Abbracciare eudaimonia

In quanto tale, l’ eudaimonia è un grande esempio di psicologia che abbraccia una parola “intraducibile”. Tali parole – che mancano di un equivalente esatto nella nostra lingua – sono preziose, non da ultimo perché evidenziano fenomeni che sono stati trascurati o sottovalutati nella propria cultura. Per questo motivo, sto costruendo una lessicografia positiva di tali termini – in particolare quelli relativi al benessere, data la mia affiliazione alla psicologia positiva – mentre esploro in due nuovi libri (vedi la biografia per i dettagli).

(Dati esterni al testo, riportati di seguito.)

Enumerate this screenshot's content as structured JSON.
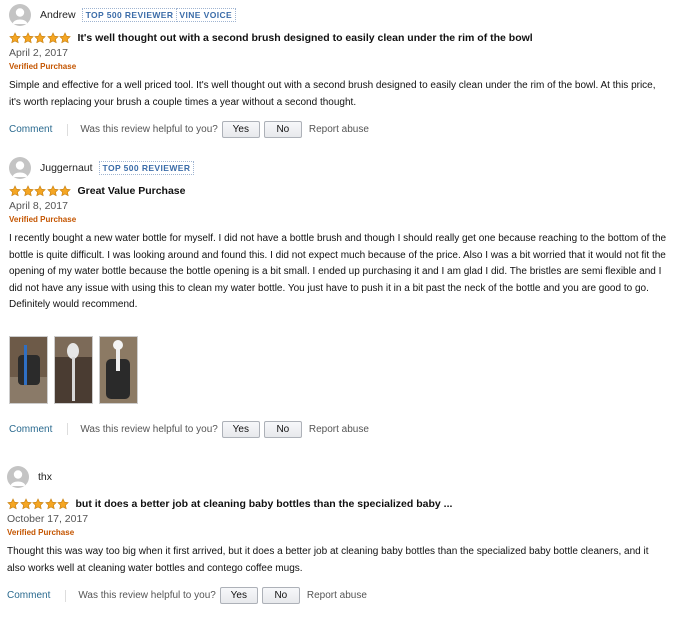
{
  "reviews": [
    {
      "username": "Andrew",
      "badges": [
        "TOP 500 REVIEWER",
        "VINE VOICE"
      ],
      "rating": 5,
      "title": "It's well thought out with a second brush designed to easily clean under the rim of the bowl",
      "date": "April 2, 2017",
      "verified": "Verified Purchase",
      "body": "Simple and effective for a well priced tool. It's well thought out with a second brush designed to easily clean under the rim of the bowl. At this price, it's worth replacing your brush a couple times a year without a second thought.",
      "comment": "Comment",
      "helpful": "Was this review helpful to you?",
      "yes": "Yes",
      "no": "No",
      "report": "Report abuse"
    },
    {
      "username": "Juggernaut",
      "badges": [
        "TOP 500 REVIEWER"
      ],
      "rating": 5,
      "title": "Great Value Purchase",
      "date": "April 8, 2017",
      "verified": "Verified Purchase",
      "body": "I recently bought a new water bottle for myself. I did not have a bottle brush and though I should really get one because reaching to the bottom of the bottle is quite difficult. I was looking around and found this. I did not expect much because of the price. Also I was a bit worried that it would not fit the opening of my water bottle because the bottle opening is a bit small. I ended up purchasing it and I am glad I did. The bristles are semi flexible and I did not have any issue with using this to clean my water bottle. You just have to push it in a bit past the neck of the bottle and you are good to go. Definitely would recommend.",
      "photos": 3,
      "comment": "Comment",
      "helpful": "Was this review helpful to you?",
      "yes": "Yes",
      "no": "No",
      "report": "Report abuse"
    },
    {
      "username": "thx",
      "badges": [],
      "rating": 5,
      "title": "but it does a better job at cleaning baby bottles than the specialized baby ...",
      "date": "October 17, 2017",
      "verified": "Verified Purchase",
      "body": "Thought this was way too big when it first arrived, but it does a better job at cleaning baby bottles than the specialized baby bottle cleaners, and it also works well at cleaning water bottles and contego coffee mugs.",
      "comment": "Comment",
      "helpful": "Was this review helpful to you?",
      "yes": "Yes",
      "no": "No",
      "report": "Report abuse"
    }
  ],
  "colors": {
    "star": "#f5a623",
    "verified": "#c45500",
    "badge": "#3b6ca8",
    "link": "#2a6a8f"
  },
  "icons": {
    "avatar": "avatar-placeholder-icon",
    "star": "star-icon"
  }
}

Parte del fondamento logico di questo progetto è che il campo della psicologia – e le culture di lingua inglese in generale – trarrebbero beneficio da un impegno costante con parole intraducibili, che hanno il potere di arricchire notevolmente la sua rete nomologica. In effetti, ha già beneficiato di una importazione ad hoc di tali parole.

Oltre all’eudaimonia, il solo greco ci ha fornito numerosi oggetti di questo tipo, molti dei quali sono stati completamente assimilati in inglese. Questi vanno dalla psicologia stessa, come accennato sopra, ad una ricchezza di termini relativi all’effetto positivo, come l’estasi, l’euforia e l’entusiasmo. Nel frattempo, dal latino, abbiamo termini come l’ego e l’id, secondo la teoria freudiana, mentre dal tedesco otteniamo articoli come Gestalt e Ganzheit.

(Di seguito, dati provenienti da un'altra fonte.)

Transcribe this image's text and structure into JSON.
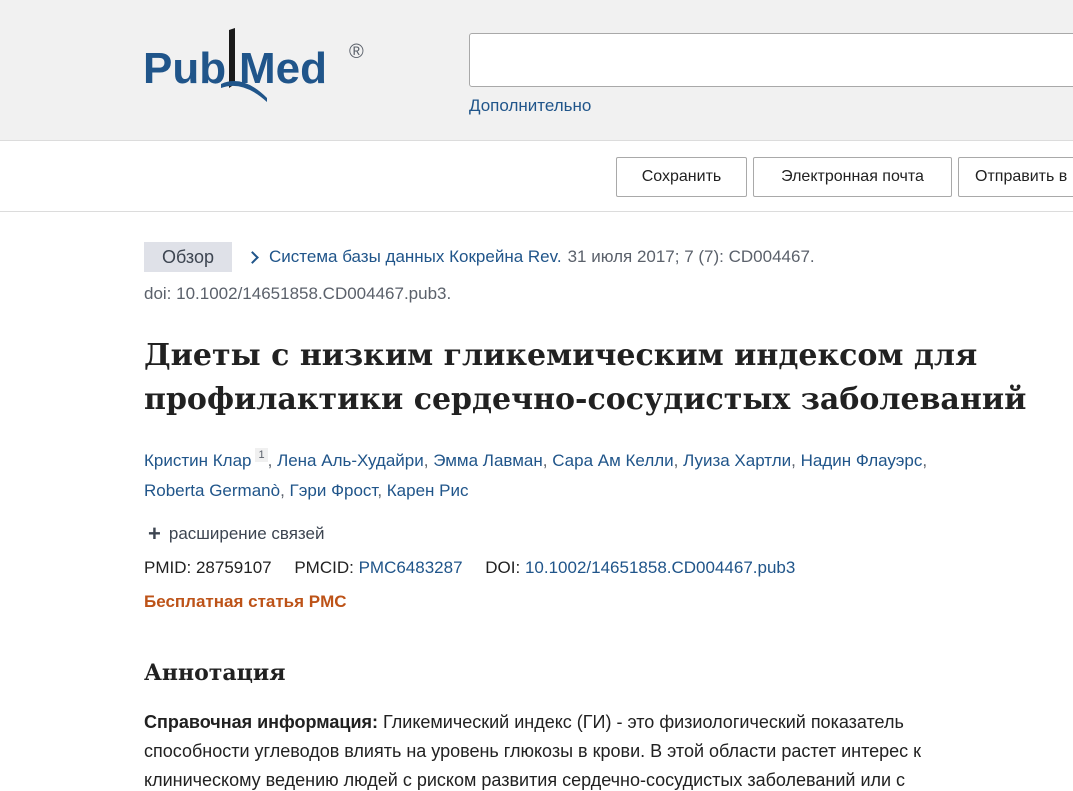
{
  "header": {
    "logo": {
      "brand_left": "Pub",
      "brand_right": "Med",
      "registered": "®"
    },
    "search": {
      "value": "",
      "placeholder": ""
    },
    "advanced_label": "Дополнительно"
  },
  "toolbar": {
    "save_label": "Сохранить",
    "email_label": "Электронная почта",
    "send_label": "Отправить в"
  },
  "article": {
    "badge": "Обзор",
    "journal": "Система базы данных Кокрейна Rev.",
    "citation": "31 июля 2017; 7 (7): CD004467.",
    "doi_line": "doi: 10.1002/14651858.CD004467.pub3.",
    "title": "Диеты с низким гликемическим индексом для профилактики сердечно-сосудистых заболеваний",
    "authors": [
      {
        "name": "Кристин Клар",
        "aff": "1"
      },
      {
        "name": "Лена Аль-Худайри"
      },
      {
        "name": "Эмма Лавман"
      },
      {
        "name": "Сара Ам Келли"
      },
      {
        "name": "Луиза Хартли"
      },
      {
        "name": "Надин Флауэрс"
      },
      {
        "name": "Roberta Germanò"
      },
      {
        "name": "Гэри Фрост"
      },
      {
        "name": "Карен Рис"
      }
    ],
    "expand_label": "расширение связей",
    "pmid_label": "PMID:",
    "pmid": "28759107",
    "pmcid_label": "PMCID:",
    "pmcid": "PMC6483287",
    "doi_label": "DOI:",
    "doi": "10.1002/14651858.CD004467.pub3",
    "free_pmc": "Бесплатная статья PMC"
  },
  "abstract": {
    "heading": "Аннотация",
    "background_label": "Справочная информация:",
    "background_text": "Гликемический индекс (ГИ) - это физиологический показатель способности углеводов влиять на уровень глюкозы в крови. В этой области растет интерес к клиническому ведению людей с риском развития сердечно-сосудистых заболеваний или с"
  },
  "colors": {
    "link": "#20558a",
    "free_pmc": "#bd5318",
    "header_bg": "#f1f1f1",
    "badge_bg": "#dfe1e8"
  }
}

E così via, e via. Questi concetti hanno notevolmente arricchito il campo. Quanto ancora potremmo ancora trarre beneficio da parole altrettanto intraducibili che devono ancora essere abbracciate?

Riferimenti

[1] Diener, E. (2000). Benessere soggettivo: la scienza della felicità e una proposta per un indice nazionale. Psicologo americano, 55 (1), 34-43. doi: 10.1037 / 0003-066X.55.1.3

[2] Ryff, CD (1989). La felicità è tutto, o no? Esplorazioni sul significato del benessere psicologico. Journal of Personality and Social Psychology, 57 (6), 1069-1081

[3] Aristotele, etica nicomachea, ed. R. Crisp (Cambridge: Cambridge University Press, 350 bce / 2000), alle 6.

[4] DM McMahon. Felicità: una storia. (New York, NY: Atlantic Monthly Press, 2006).

[5] Aristotele. Etica nicomachea. A cura di R. Crisp. (Cambridge: Cambridge University Press, 350BCE / 2000), 11.

[6] TB Kashdan, R. Biswas-Diener e LA King, “Riconsiderare la felicità: il costo della distinzione tra edonismo ed eudaimonia”. Journal of Positive Psychology 3, no. 4 (2008): 219-233.